Tuesday, August 16, 2005

REV. DR. TIMOTHY P. MITCHELL “THE PRINCE OF PRINCE STREET” LES PAYNE AND “LESS PAIN”

UP FRONT News August 16, 2005
Published by Tom Weiss
Editorial Advisor: Willard Whittingham
“The paper that can’t be bought and can’t be sold.”

REV. DR. TIMOTHY P. MITCHELL “THE PRINCE OF PRINCE STREET” LES PAYNE AND “LESS PAIN”

Manhattan-centric New Yorkers might generally assume that a reference to Prince Street refers to a short thoroughfare that crosses Lower Manhattan through the neighborhoods of Soho and Little Italy. There is at least one other Prince Street in New York City, also a short street that runs north south from Northern Boulevard to Roosevelt Avenue a block west of Main Street in Flushing, Queens. Prince Street rises generally as one walks north from Roosevelt Avenue and then descends, passing in front of the Ebenezer Missionary Baptist Church.

The Pastor of that church, the man known in the community and throughout the much wider African-American diaspora as “The Prince of Prince Street, is Rev. Dr. Timothy P. Mitchell. I’ve known Rev. Mitchell for over 25 years, having first met him during the budget-cut (“fiscal crisis”) rampant days of the 1970`s. At the time, I was a social worker and an elected member of the Queens Hospital Center Community Advisory Board and was involved in whistle blowing open a high level cover-up of budget cue-caused patient deaths and psychiatric abuse at the City-operated facility. Rev. Mitchell was known as an important community activist on issues including health care, housing, police brutality, and human rights in general. Over the years I got to know him better, both at his church and in the streets, I learned that Rev. Mitchell served as one of the principal strategists and peaceful warriors in Rev. Dr. Martin Luther King’s Poor People’s Campaign. Indeed, Rev. Mitchell worked closely with Dr. King during the early days and nights of the civil rights movement in places like Albany, Georgia and Birmingham, Alabama.

It was both Rev.
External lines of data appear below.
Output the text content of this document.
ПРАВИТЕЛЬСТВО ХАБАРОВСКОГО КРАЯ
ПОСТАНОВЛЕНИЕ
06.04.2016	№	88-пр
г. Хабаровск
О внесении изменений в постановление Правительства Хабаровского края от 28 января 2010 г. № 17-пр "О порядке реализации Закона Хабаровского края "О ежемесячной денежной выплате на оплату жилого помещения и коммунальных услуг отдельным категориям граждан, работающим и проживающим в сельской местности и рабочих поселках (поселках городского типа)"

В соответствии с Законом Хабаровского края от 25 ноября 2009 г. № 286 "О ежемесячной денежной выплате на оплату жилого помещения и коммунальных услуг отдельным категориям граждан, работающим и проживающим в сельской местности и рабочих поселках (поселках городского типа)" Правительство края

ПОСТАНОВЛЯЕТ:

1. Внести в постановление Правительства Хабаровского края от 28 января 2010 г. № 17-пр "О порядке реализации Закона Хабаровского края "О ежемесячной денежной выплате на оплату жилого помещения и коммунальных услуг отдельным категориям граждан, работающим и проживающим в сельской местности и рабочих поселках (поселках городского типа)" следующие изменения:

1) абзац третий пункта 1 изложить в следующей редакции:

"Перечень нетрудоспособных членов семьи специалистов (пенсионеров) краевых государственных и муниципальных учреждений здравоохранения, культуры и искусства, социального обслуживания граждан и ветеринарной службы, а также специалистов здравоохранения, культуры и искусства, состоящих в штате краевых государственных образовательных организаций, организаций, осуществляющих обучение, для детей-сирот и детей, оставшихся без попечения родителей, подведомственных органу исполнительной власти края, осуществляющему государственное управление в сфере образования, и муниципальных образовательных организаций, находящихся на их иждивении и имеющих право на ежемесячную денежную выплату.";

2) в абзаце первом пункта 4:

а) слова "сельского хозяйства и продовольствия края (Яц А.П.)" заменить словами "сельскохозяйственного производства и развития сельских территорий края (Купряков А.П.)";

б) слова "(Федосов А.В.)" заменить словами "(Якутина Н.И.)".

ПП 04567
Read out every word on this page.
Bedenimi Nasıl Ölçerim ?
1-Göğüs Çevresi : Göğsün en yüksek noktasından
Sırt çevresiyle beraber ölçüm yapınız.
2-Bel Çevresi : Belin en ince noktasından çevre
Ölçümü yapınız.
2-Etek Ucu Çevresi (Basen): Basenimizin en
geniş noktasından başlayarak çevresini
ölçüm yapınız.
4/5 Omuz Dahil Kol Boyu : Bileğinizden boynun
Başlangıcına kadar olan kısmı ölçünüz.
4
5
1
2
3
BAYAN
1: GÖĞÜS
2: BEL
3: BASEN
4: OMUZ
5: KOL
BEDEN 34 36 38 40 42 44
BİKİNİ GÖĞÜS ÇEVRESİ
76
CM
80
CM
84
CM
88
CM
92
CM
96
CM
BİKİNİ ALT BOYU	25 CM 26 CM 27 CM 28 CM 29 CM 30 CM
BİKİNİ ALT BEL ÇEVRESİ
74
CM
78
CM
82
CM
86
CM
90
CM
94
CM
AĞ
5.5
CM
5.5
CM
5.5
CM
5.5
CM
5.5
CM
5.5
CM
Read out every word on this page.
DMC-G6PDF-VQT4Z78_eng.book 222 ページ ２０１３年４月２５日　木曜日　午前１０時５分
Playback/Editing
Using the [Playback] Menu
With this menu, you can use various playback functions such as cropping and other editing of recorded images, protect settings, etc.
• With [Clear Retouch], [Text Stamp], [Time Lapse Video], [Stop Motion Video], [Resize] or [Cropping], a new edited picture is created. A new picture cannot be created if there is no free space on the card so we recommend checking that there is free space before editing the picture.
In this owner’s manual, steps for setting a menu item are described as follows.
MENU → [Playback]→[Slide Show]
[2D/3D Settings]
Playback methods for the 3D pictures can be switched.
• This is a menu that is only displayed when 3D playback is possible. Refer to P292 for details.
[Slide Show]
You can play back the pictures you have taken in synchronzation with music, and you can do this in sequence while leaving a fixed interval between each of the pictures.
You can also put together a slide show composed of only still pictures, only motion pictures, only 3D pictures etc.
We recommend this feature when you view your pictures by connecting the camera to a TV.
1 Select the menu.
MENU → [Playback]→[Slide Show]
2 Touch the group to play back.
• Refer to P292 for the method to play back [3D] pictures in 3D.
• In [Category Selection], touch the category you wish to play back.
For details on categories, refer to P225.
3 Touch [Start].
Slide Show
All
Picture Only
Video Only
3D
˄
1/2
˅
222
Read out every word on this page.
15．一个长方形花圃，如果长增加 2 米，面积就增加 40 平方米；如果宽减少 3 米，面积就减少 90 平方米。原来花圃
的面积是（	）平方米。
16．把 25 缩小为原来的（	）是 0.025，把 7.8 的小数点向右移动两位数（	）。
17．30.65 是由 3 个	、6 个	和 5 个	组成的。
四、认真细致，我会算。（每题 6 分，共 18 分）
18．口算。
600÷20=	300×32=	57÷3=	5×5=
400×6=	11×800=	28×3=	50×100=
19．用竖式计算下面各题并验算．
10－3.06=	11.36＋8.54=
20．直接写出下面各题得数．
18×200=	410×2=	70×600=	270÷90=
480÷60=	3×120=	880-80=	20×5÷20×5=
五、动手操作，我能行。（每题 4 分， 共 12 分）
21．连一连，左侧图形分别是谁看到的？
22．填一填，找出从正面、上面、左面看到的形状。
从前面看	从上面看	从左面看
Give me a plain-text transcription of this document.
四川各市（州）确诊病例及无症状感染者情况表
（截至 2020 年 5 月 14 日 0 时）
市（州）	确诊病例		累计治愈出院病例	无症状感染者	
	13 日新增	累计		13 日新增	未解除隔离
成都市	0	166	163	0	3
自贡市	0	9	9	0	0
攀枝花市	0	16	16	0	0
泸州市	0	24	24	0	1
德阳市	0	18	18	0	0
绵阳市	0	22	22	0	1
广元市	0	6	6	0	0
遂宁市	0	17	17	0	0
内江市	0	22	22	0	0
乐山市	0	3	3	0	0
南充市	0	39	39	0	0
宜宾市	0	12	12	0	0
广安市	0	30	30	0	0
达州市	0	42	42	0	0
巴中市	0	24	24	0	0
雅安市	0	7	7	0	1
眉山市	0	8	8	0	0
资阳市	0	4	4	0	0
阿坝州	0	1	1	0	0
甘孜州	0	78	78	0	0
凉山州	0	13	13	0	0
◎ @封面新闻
Mitchell’s sermons, which vividly describe Jesus as the ultimate human rights revolutionary, and his full-time commitment to human rights, that, over a period of time made me realize that it was time to get myself baptized – without in any way “converting” or abandoning my Jewish roots. Indeed, at my baptism at the church, Rev. Mitchell made it a point to remind those present – and anyone else who might be interested – that Jesus was a Jew.

Rev. Mitchell recently celebrated his 75th birthday with a quite exuberant banquet at the Sheraton Hotel in Flushing. Among those present was Les Payne, the editor of New York Newsday. Mr. Payne, who may be writing the only significantly “alternative” column in a mainstream newspaper, said the following words to an assemblage that included Mayoral candidate Virginia Fields and City Councilman John Liu. Referring to his successful career as a journalist and believer, Mr. Payne reiterated several times his conviction that “I owe it all to Rev. Mitchell.” Taking into account the fact that Mr. Payne (whose column appears in the Sunday editions of Newsday), goes places where the papers dare not tread and who, as an editor, has his staff cover issues – e.g. homelessness in the outer boroughs, Lyndon LaRouche, Jr., political murders of young children in Columbia, and, at least on a number of occasions in the past, me – that other mainstream media avoid, his testament to Rev. Mitchell means something to all of us.

Putting it in a somewhat hopefully catchy way, Les Payne understands that, considering the human condition, experiencing Rev. Timothy P. Mitchell can lead to “less pain.”

Those ready to hear Rev. Mitchell can experience him speaking at the United Homeless Organization’s prayer/vigil event in honor of the 42nd anniversary of the King-led March on Washington and the “I Have a Dream” speech at City Hall Park at around 5:00 P.M. on Sunday, August 28. His sermons are delivered most Sundays at the Ebenezer Missionary Baptist Church in Flushing. Take the #7 train to the last stop (Main Street), walk one block west from Main Street to Prince Street, turn right and, as they say in the country, "You can’t miss it."